An innocent member of the public has lost her life. This woman had every right and expectation that the law of this Commonwealth protected her and other members of the public against death and serious bodily injury while traveling upon our highways. Our courts must be diligent in extending this protection, yet at the same time, safeguarding the rights of citizens, like appellee, who come before them charged with the crime of involuntary manslaughter.
In Commonwealth v. Clowser, supra, the only evidence presented by the Commonwealth was the appellant's failure to yield where he had a stop sign, and this court held that there was no evidence that this violation occurred recklessly or carelessly. In Commonwealth v. Busler, supra, the supreme court found from the evidence presented that there were no violations of the Motor Vehicle Code and that there was no evidence of wanton or reckless conduct. In Commonwealth v. Greer, supra, the majority conceded that appellee did not act with caution, but held that the evidence could not support a finding of disregard for human life or indifference to consequences.

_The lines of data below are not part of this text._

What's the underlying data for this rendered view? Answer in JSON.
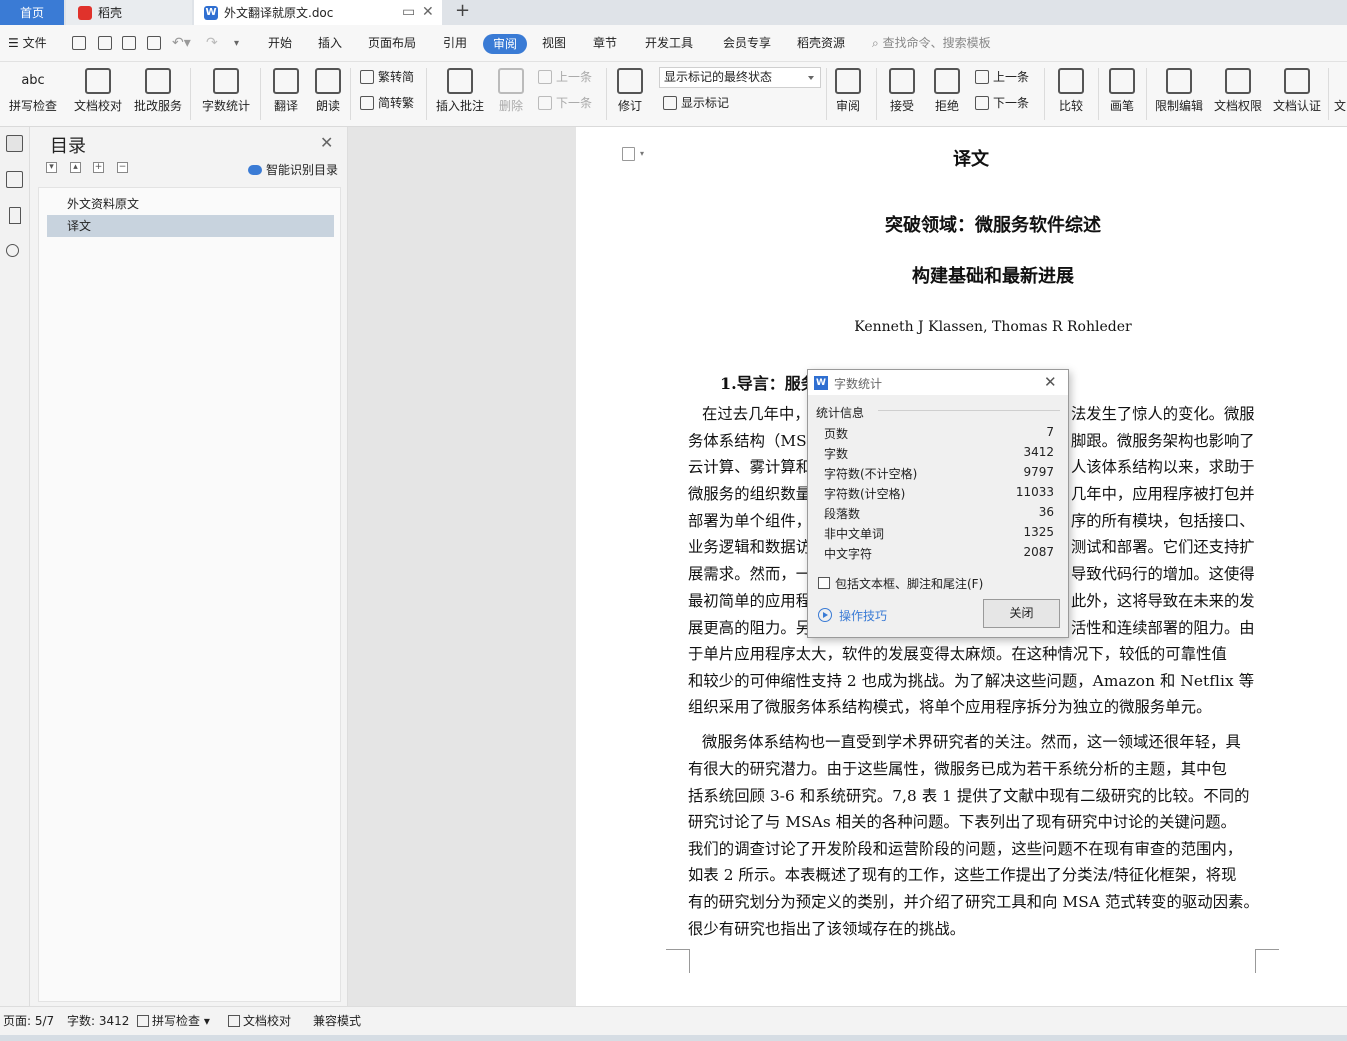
{
  "tabs": {
    "home": "首页",
    "daoke": "稻壳",
    "doc": "外文翻译就原文.doc"
  },
  "menu": {
    "file": "文件",
    "items": [
      "开始",
      "插入",
      "页面布局",
      "引用",
      "审阅",
      "视图",
      "章节",
      "开发工具",
      "会员专享",
      "稻壳资源"
    ],
    "active": "审阅",
    "search_placeholder": "查找命令、搜索模板"
  },
  "ribbon": {
    "spell_check": "拼写检查",
    "doc_proof": "文档校对",
    "correction_service": "批改服务",
    "word_count": "字数统计",
    "translate": "翻译",
    "read_aloud": "朗读",
    "trad_to_simp": "繁转简",
    "simp_to_trad": "简转繁",
    "insert_comment": "插入批注",
    "delete": "删除",
    "prev_comment": "上一条",
    "next_comment": "下一条",
    "track_changes": "修订",
    "markup_mode": "显示标记的最终状态",
    "show_markup": "显示标记",
    "review": "审阅",
    "accept": "接受",
    "reject": "拒绝",
    "prev_change": "上一条",
    "next_change": "下一条",
    "compare": "比较",
    "ink": "画笔",
    "restrict_edit": "限制编辑",
    "doc_permission": "文档权限",
    "doc_cert": "文档认证",
    "more": "文"
  },
  "nav": {
    "title": "目录",
    "smart_toc": "智能识别目录",
    "items": [
      "外文资料原文",
      "译文"
    ],
    "selected": "译文"
  },
  "document": {
    "title": "译文",
    "heading1": "突破领域：微服务软件综述",
    "heading2": "构建基础和最新进展",
    "authors": "Kenneth J Klassen, Thomas R Rohleder",
    "section": "1.导言：服务",
    "lines": [
      "在过去几年中，",
      "务体系结构（MS",
      "云计算、雾计算和",
      "微服务的组织数量",
      "部署为单个组件，",
      "业务逻辑和数据访",
      "展需求。然而，一",
      "最初简单的应用程",
      "展更高的阻力。另",
      "于单片应用程序太大，软件的发展变得太麻烦。在这种情况下，较低的可靠性值",
      "和较少的可伸缩性支持 2 也成为挑战。为了解决这些问题，Amazon 和 Netflix 等",
      "组织采用了微服务体系结构模式，将单个应用程序拆分为独立的微服务单元。",
      "微服务体系结构也一直受到学术界研究者的关注。然而，这一领域还很年轻，具",
      "有很大的研究潜力。由于这些属性，微服务已成为若干系统分析的主题，其中包",
      "括系统回顾 3-6 和系统研究。7,8 表 1 提供了文献中现有二级研究的比较。不同的",
      "研究讨论了与 MSAs 相关的各种问题。下表列出了现有研究中讨论的关键问题。",
      "我们的调查讨论了开发阶段和运营阶段的问题，这些问题不在现有审查的范围内，",
      "如表 2 所示。本表概述了现有的工作，这些工作提出了分类法/特征化框架，将现",
      "有的研究划分为预定义的类别，并介绍了研究工具和向 MSA 范式转变的驱动因素。",
      "很少有研究也指出了该领域存在的挑战。"
    ],
    "right_fragments": [
      "法发生了惊人的变化。微服",
      "脚跟。微服务架构也影响了",
      "人该体系结构以来，求助于",
      "几年中，应用程序被打包并",
      "序的所有模块，包括接口、",
      "测试和部署。它们还支持扩",
      "导致代码行的增加。这使得",
      "此外，这将导致在未来的发",
      "活性和连续部署的阻力。由"
    ]
  },
  "dialog": {
    "title": "字数统计",
    "group_label": "统计信息",
    "stats": [
      {
        "label": "页数",
        "value": "7"
      },
      {
        "label": "字数",
        "value": "3412"
      },
      {
        "label": "字符数(不计空格)",
        "value": "9797"
      },
      {
        "label": "字符数(计空格)",
        "value": "11033"
      },
      {
        "label": "段落数",
        "value": "36"
      },
      {
        "label": "非中文单词",
        "value": "1325"
      },
      {
        "label": "中文字符",
        "value": "2087"
      }
    ],
    "checkbox_label": "包括文本框、脚注和尾注(F)",
    "checkbox_checked": false,
    "tips": "操作技巧",
    "close_button": "关闭"
  },
  "status": {
    "page": "页面: 5/7",
    "word_count": "字数: 3412",
    "spell_check": "拼写检查",
    "doc_proof": "文档校对",
    "compat_mode": "兼容模式"
  },
  "colors": {
    "accent": "#3a7bd5",
    "selection": "#c8d3de",
    "link": "#3a7bd5"
  }
}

In the case before us, testimony would support a finding that appellee ran a red light, which had been red for a considerable period of time, on a clear and dry night; sped into and through an illuminated intersection; struck a car, which was assuredly within his clear vision for the same considerable time and which could not have been speeding; and caused a violent collision, which killed an innocent passenger in the other car. Such evidence, if accepted by the fact finder, would support a verdict of guilty to the crime of involuntary manslaughter since it would display a departure from prudent conduct constituting a reckless disregard of human life or an indifference to consequences. With the carnage we witness daily on our highways we can
[ 256 Pa. Super. Page 20]
ill afford to encourage such conduct. Our decision is not a departure from the principles of law established in this Commonwealth. It is, however, notice that conduct such as presented by the evidence in this case is subject to the judgment of the fact finder as to guilt or innocence.
Accordingly, the order granting the demurrer is reversed and the case is remanded for a new trial.